MANNA was founded in 1990 by seven members of the First Presbyterian Church in Philadelphia. This mission was to help comfort people dying of AIDS at a time when ignorance of AIDS and the stigma associated with the disease was at its height. Often shunned and isolated from family and friends, these people often found MANNA to be the only source of love and care they knew…as well as the only source of nourishment and nutritional support they needed during their time of  medical crisis. MANNA meals helped sustain them during the often dark days and lonely nights that followed their diagnosis.

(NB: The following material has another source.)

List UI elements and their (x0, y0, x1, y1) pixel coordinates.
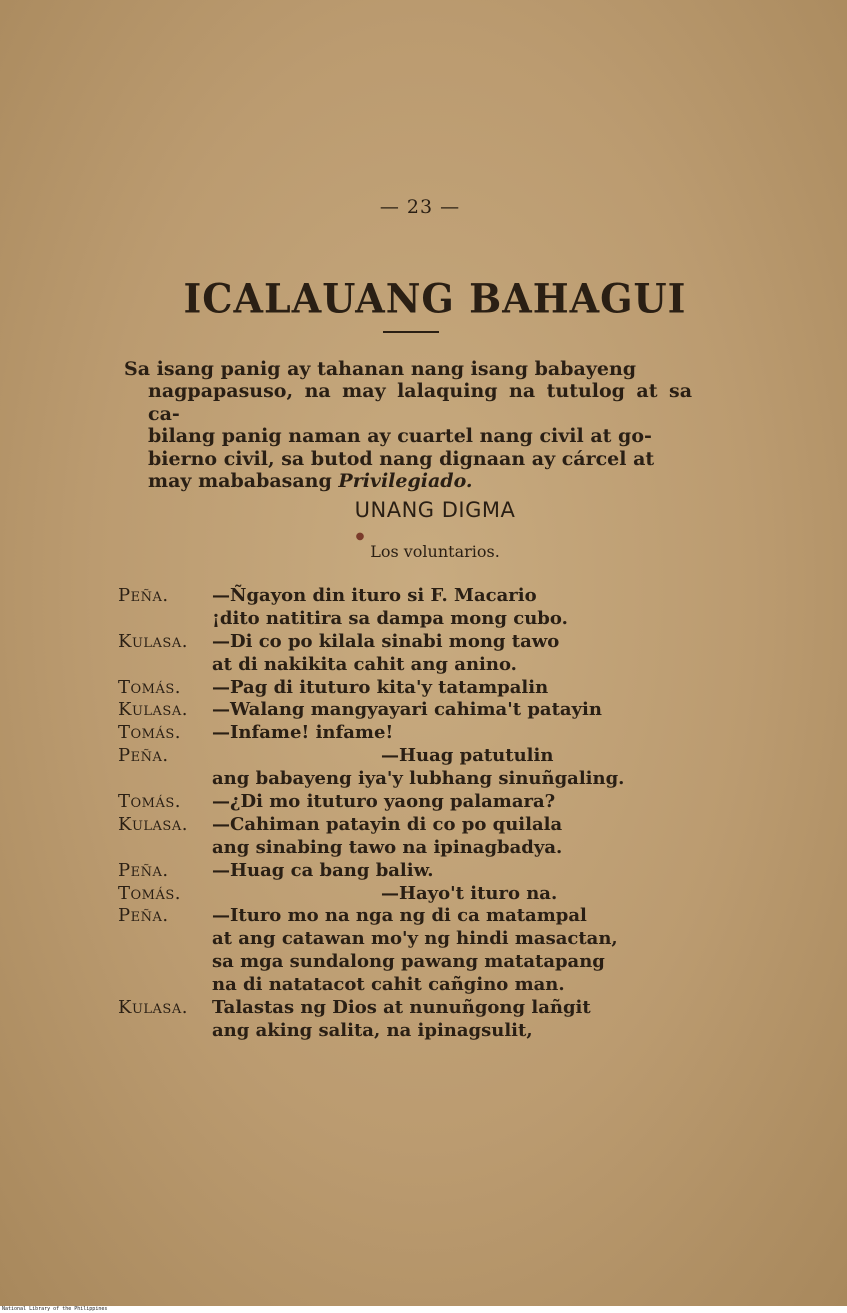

In 1997, MANNA moved to a 10,000 square foot office and commercial kitchen space at 2323 Ranstead Street. In 2006, MANNA expanded its outreach to neighbors with other critical illnesses – cancer, renal and cardiac disease and diabetes. The facility was renovated in 2008 with a $1 million renovation grant from the Commonwealth of Pennsylvania, a $500,000 gift from business leader and philanthropist Steven Korman, and many other generous gifts from donors. Of the new nutrition center named in his honor, Korman says, “MANNA holds a special place in my heart. Many years ago I learned firsthand the need for proper nutrition during a serious illness. It’s a great opportunity to be able to help sick people during their most needy times.”

Today, operating from a state-of-the-art facility on 20th Street in Philadelphia, MANNA has a staff of more than 30, a full commercial kitchen and a fleet of trucks that bring warm and nourishing food to our ill neighbors in Southeastern Pennsylvania and Southern New Jersey.

Three meals a day…seven days a week…52 weeks a year – MANNA’s care and concern defies borders and boundaries to reach out to those at acute nutritional risk due to their illnesses. Each month we deliver 95,000 meals to those who struggle with serious diseases.